Goal: Prune young trees to establish a strong trunk with sturdy well-spaced branches, with an objective of ultimately attaining 15 feet of clearance on the street side of each tree, and 10 feet of clearance on the sidewalk side at maturity.
Prune trees during the dormant season only, unless emergency pruning is required for safety or the health of the tree.
Trees will be pruned the 2nd, 5th, and 10th years after planting. Pruning will be conducted under the concept that only emergency pruning will occur during interim years or after the 10th year pruning. An exception will be for Ulmus, Gleditsia, and Cercis, which will be checked yearly through the 10th year.
Tree limbs that impede on the sidewalk or block exiting from vehicles, will be subordinated and removed in subsequent pruning.
Maintain branches on the upper 2/3 of a tree’s total height.
Tree species that should have one central leader, but do not, should be pruned to produce a central leader – i.e.: Nyssa, Quercus, Acer, Gingko. If co-dominant leaders exist, they be subordinated or eliminated.
Remove all dead wood and damaged branches.

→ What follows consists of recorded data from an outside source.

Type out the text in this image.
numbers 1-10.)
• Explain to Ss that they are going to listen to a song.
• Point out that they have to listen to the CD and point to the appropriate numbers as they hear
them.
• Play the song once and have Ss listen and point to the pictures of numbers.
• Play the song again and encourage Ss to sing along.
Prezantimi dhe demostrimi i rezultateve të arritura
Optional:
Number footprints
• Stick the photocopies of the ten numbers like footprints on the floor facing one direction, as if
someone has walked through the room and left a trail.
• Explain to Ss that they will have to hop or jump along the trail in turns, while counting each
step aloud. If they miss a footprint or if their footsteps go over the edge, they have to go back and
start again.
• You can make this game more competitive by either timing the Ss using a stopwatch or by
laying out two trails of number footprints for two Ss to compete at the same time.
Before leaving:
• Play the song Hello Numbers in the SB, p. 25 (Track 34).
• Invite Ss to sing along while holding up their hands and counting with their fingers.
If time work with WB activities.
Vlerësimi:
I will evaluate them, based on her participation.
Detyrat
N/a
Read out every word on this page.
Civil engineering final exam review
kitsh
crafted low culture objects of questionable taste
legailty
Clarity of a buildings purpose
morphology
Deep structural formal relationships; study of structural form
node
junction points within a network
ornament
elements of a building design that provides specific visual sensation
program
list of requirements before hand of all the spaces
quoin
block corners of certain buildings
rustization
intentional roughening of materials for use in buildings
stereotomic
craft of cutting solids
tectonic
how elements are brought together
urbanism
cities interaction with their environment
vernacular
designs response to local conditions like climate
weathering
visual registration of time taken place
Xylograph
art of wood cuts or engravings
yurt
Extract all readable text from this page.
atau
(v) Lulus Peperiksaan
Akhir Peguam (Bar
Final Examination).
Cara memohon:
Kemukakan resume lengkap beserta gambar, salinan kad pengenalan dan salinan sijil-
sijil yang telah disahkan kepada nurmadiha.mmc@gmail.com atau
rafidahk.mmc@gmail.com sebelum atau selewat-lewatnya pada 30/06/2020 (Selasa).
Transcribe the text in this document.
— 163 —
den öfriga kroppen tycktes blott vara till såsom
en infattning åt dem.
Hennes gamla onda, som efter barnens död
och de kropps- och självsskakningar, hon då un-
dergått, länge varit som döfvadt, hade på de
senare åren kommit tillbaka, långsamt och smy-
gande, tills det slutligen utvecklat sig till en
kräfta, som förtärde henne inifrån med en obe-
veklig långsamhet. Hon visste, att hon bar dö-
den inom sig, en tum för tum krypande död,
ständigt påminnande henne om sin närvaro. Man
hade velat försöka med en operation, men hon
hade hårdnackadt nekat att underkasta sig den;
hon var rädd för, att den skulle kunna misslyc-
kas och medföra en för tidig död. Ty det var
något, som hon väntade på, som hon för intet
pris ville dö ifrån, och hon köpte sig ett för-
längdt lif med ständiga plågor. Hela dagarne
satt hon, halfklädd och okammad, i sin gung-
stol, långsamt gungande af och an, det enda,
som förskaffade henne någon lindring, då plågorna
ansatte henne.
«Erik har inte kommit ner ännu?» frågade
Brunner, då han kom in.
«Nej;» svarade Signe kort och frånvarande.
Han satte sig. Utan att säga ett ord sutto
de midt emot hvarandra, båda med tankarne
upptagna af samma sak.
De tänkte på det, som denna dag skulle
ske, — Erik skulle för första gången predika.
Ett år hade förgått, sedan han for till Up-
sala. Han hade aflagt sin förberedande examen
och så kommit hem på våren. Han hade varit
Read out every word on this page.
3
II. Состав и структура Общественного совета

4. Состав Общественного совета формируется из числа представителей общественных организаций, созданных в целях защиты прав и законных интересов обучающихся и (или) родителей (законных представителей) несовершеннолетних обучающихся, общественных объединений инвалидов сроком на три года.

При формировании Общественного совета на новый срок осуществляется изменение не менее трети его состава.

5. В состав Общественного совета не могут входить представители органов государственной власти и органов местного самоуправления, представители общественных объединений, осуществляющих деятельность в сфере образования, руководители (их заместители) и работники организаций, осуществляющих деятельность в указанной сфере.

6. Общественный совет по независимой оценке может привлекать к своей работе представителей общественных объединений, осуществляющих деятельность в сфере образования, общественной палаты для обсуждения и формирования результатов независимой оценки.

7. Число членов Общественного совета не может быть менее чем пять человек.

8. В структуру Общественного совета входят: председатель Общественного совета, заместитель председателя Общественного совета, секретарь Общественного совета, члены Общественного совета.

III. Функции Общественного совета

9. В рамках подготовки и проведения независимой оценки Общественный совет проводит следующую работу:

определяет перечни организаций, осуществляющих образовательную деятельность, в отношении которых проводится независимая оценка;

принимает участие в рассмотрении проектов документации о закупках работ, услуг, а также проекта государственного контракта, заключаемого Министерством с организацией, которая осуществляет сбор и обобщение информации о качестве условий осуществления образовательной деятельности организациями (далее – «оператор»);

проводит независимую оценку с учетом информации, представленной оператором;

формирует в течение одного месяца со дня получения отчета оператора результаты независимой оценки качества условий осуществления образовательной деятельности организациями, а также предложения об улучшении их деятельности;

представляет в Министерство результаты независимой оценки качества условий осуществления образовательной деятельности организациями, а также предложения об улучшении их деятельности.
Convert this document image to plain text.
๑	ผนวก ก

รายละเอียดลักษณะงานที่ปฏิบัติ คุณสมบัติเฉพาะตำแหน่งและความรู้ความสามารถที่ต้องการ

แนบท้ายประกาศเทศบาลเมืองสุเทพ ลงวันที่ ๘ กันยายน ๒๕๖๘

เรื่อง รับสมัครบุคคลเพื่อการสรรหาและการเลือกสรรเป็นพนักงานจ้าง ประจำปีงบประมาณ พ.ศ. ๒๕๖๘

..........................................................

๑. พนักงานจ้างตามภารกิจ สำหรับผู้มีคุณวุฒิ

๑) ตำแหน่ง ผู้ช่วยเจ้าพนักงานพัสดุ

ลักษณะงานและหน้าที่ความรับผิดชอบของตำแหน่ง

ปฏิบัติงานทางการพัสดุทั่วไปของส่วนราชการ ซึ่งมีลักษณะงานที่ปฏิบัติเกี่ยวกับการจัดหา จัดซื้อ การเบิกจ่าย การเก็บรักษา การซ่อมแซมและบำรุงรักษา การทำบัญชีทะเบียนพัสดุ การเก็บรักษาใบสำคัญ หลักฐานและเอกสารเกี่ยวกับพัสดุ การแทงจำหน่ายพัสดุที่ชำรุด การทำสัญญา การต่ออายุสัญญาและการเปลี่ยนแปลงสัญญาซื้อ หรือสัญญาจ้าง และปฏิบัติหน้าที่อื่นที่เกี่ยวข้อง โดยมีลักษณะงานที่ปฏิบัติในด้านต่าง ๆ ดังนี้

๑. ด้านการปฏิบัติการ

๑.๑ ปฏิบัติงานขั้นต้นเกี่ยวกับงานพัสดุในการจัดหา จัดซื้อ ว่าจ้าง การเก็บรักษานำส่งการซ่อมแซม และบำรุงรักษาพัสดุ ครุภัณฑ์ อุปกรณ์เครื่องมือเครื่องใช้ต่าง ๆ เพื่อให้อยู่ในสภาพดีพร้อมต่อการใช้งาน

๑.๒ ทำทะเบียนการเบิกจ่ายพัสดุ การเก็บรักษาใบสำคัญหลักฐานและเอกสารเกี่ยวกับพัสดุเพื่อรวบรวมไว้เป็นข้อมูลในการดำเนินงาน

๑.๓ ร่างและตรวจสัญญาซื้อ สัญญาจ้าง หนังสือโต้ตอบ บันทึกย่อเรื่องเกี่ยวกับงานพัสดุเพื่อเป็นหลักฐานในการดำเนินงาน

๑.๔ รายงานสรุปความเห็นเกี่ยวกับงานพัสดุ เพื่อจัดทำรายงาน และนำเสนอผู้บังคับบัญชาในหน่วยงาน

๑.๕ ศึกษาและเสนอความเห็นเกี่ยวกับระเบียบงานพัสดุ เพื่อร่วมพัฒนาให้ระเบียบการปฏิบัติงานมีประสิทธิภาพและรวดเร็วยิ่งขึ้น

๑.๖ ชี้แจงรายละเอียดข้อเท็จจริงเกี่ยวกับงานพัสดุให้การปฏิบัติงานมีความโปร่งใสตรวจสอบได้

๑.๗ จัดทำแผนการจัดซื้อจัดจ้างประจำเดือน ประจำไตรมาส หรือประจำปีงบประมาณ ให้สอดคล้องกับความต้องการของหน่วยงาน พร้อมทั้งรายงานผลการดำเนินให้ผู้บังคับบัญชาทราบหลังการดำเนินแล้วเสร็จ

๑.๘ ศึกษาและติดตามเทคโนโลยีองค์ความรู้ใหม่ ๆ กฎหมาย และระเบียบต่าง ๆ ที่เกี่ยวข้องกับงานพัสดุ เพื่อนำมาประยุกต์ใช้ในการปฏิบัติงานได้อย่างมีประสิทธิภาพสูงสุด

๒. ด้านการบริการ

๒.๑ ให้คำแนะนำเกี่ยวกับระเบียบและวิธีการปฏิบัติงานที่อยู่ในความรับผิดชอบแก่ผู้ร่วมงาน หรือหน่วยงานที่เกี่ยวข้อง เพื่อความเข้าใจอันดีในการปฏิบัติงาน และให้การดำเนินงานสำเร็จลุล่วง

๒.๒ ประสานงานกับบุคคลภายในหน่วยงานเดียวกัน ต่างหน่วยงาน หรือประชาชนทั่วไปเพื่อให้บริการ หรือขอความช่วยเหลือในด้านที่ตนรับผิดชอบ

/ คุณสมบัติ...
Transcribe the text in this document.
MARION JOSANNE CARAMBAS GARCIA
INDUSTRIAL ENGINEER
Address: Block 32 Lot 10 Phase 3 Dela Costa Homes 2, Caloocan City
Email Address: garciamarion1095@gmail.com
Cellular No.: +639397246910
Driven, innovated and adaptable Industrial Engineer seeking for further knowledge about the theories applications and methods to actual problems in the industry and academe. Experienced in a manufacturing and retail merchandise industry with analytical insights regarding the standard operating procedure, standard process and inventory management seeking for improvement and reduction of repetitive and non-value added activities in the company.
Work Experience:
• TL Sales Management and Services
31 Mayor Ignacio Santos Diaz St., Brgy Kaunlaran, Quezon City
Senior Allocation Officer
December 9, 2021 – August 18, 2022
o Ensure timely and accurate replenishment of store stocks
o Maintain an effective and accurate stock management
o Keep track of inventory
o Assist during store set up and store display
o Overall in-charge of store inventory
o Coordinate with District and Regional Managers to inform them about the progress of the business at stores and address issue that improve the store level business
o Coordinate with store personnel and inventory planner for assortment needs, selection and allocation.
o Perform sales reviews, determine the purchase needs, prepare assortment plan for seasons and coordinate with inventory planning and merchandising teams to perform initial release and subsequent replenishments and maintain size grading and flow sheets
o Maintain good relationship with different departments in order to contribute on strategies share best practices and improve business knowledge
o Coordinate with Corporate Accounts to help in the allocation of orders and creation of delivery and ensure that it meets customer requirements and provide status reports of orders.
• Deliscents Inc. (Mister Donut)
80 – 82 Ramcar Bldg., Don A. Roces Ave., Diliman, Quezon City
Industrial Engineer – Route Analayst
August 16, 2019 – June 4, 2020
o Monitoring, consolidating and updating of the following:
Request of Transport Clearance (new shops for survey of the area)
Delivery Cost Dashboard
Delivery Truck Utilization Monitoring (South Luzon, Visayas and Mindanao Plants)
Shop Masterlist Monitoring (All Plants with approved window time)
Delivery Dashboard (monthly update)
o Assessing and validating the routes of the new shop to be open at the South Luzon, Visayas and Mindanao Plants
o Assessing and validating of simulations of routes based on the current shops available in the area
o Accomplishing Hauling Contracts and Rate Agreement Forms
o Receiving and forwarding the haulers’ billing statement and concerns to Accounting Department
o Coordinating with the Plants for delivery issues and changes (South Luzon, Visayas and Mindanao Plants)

Remove basal and trunk sprouts.
Prune out limbs that are crossed or rubbing, growing back toward the center of the crown, or interfering with better branches nearby.
To prevent the bark from tearing below the pruning cut, use the three-cut method to ensure a proper cut.
Make pruning cuts just outside the branch collar, and nearly, but not completely flush to the trunk.
Remove branches with weak acute angles of attachment and/or included bark, preferably when the branches are still small.
Branches should be evenly spaced up the trunk of a young tree. Remove or subordinate branches that are poorly spaced.
No more than 15% of the crown should be removed at one time. If additional removal is required in certain situations, it absolutely should not exceed 25%. If you must remove more than 15% of the crown, do it over several years. An exception to this rule is that more might need to be done at once to gain clearance on the street that will help prevent damage to the tree. Use crown reduction pruning only when absolutely necessary. Tree topping must never be done.
Prune crape myrtle in early spring or mid-summer for shape. Crape myrtles should never be topped.
While at the tree, check for girdling roots; potential insect, disease, or vandalism damage; and note over-mulching. Also, note if and when a tree needs follow up pruning. Note if the lead needs training with bamboo or other help.